Пендергаст убрал бумагу, просмотрел другие документы и закрыл папку.
— Вы, конечно же, похитили документ, чтобы помешать конкурентам.
— Какой смысл помогать соперникам? — Трапп забрал папку и положил на диван. — Все равно это уже не актуально.
— А почему?
— Несколько месяцев спустя после его переезда в дом ударила молния и сожгла его дотла — вместе с Торгенссоном. Если он спрятал «Черную рамку» где-то еще, это место уже не найти. А если она была в доме — сгорела вместе с ним. — Трапп пожал плечами. — К сожалению, мистер Пендергаст, «Черной рамки» больше нет. Уж я-то знаю — я потратил на нее двадцать лет жизни.
— Не верю ни единому слову, — высказался д’Агоста, когда детективы спускались на лифте. — Он просто хочет уверить нас, что у него не было мотива убивать, вот и доказывает, что Хелен не собиралась завладеть картиной. Прикрывает задницу, боится, как бы его не заподозрили в убийстве, — вот и все.
Пендергаст не отвечал.
— Парень явно себе на уме, мог бы придумать историю поумней. Они оба охотились за картиной, и Хелен его опережала. А Траппу не хотелось уступать свое законное наследство. Ясно как день. И потом эти его делишки — меха, слоновая кость… Определенно у него есть связи в Африке, и он мог ими воспользоваться, чтобы организовать убийство.
Двери лифта отворились, и приятели через вестибюль вышли в пахнущую морем ночь. Вздыхали волны; тысячи светящихся окон превратили темный пляж в играющую разноцветными огнями полосу. Из ближайшего ресторана доносилась мексиканская музыка.
— А как вы узнали про это барахло? — спросил д’Агоста, когда они зашагали по дороге.
Пендергаст как будто очнулся.
— Простите?
— Ну — вещи в гардеробе? Меха?
— По запаху.
— По запаху?
— Любой, кто имел такие вещи, скажет вам, что у меха больших кошек есть слабый запах — не то чтобы неприятный, скорее напоминает мускус, и его ни с чем не спутаешь. Мне это хорошо известно: в детстве мы с братом часто прятались в гардеробе, где у матери хранились меха. Известно, что Трапп занимается контрабандой слоновой кости и носорожьего рога — отсюда и до мехов недалеко.
— Понятно.
— Послушайте, Винсент, тут в двух кварталах ресторан «Карамино». Я слышал, там подают лучшие на побережье залива клешни каменного краба. Особенно хороши они с холодной водкой. А мне как раз очень нужно выпить.
29
Нью-Йорк
Капитан Хейворд вошла в помещение для допросов в цокольном этаже полицейского управления, и двое вызванных по делу свидетелей вскочили. Вскочил и сержант из отдела убийств. Хейворд нахмурилась.
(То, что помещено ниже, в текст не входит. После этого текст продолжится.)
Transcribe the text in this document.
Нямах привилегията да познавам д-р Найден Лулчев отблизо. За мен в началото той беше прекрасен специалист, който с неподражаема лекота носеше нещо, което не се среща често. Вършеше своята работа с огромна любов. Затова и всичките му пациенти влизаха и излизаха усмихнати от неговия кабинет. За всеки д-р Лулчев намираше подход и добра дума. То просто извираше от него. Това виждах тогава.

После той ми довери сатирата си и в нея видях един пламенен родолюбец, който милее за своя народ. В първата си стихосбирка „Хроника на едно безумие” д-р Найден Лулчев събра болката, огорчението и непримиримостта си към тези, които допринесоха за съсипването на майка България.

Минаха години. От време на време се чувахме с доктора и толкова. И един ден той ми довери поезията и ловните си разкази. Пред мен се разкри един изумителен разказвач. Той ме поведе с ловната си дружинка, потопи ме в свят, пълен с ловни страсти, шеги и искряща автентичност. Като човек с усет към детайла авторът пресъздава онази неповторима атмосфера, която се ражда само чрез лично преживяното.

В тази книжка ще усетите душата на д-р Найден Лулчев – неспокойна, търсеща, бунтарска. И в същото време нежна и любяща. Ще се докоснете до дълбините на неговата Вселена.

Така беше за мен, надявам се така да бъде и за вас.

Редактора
— Так, все сели и расслабились. Я вам не президент. — Она понимала, как действуют на людей золотые капитанские лычки, особенно на моряков, но это было уж слишком; Хейворд даже становилось не по себе. — Извините, что пришлось потревожить вас в воскресенье. Сержант, пригласите свидетелей по очереди, в любом порядке.
Капитан прошла в кабинет из тех, что получше: в таких беседуют с доброжелательно настроенными свидетелями, а не разбираются с упрямыми подозреваемыми. Тут стояли кофейный столик, письменный стол и пара стульев. Инженер звуко- и видеозаписи был на месте и кивнул ей, показывая большой палец.
— Спасибо, что все так быстро организовали — сказала Хейворд.
На Новый год она дала себе зарок обуздать свой нрав с теми, кто ниже ее по служебной лестнице, а с теми, кто выше — не церемониться. «С подчиненными — помягче, с начальством — построже» — вот отныне ее девиз.
Хейворд выглянула из кабинета.
— Пригласите, пожалуйста, первого.
Сержант ввел первого свидетеля. Тот все еще был в форме. Хейворд усадила его.
— Я знаю, что вас уже опрашивали, но, надеюсь, вы не против поговорить еще раз. Постараюсь побыстрее. Кофе, чаю?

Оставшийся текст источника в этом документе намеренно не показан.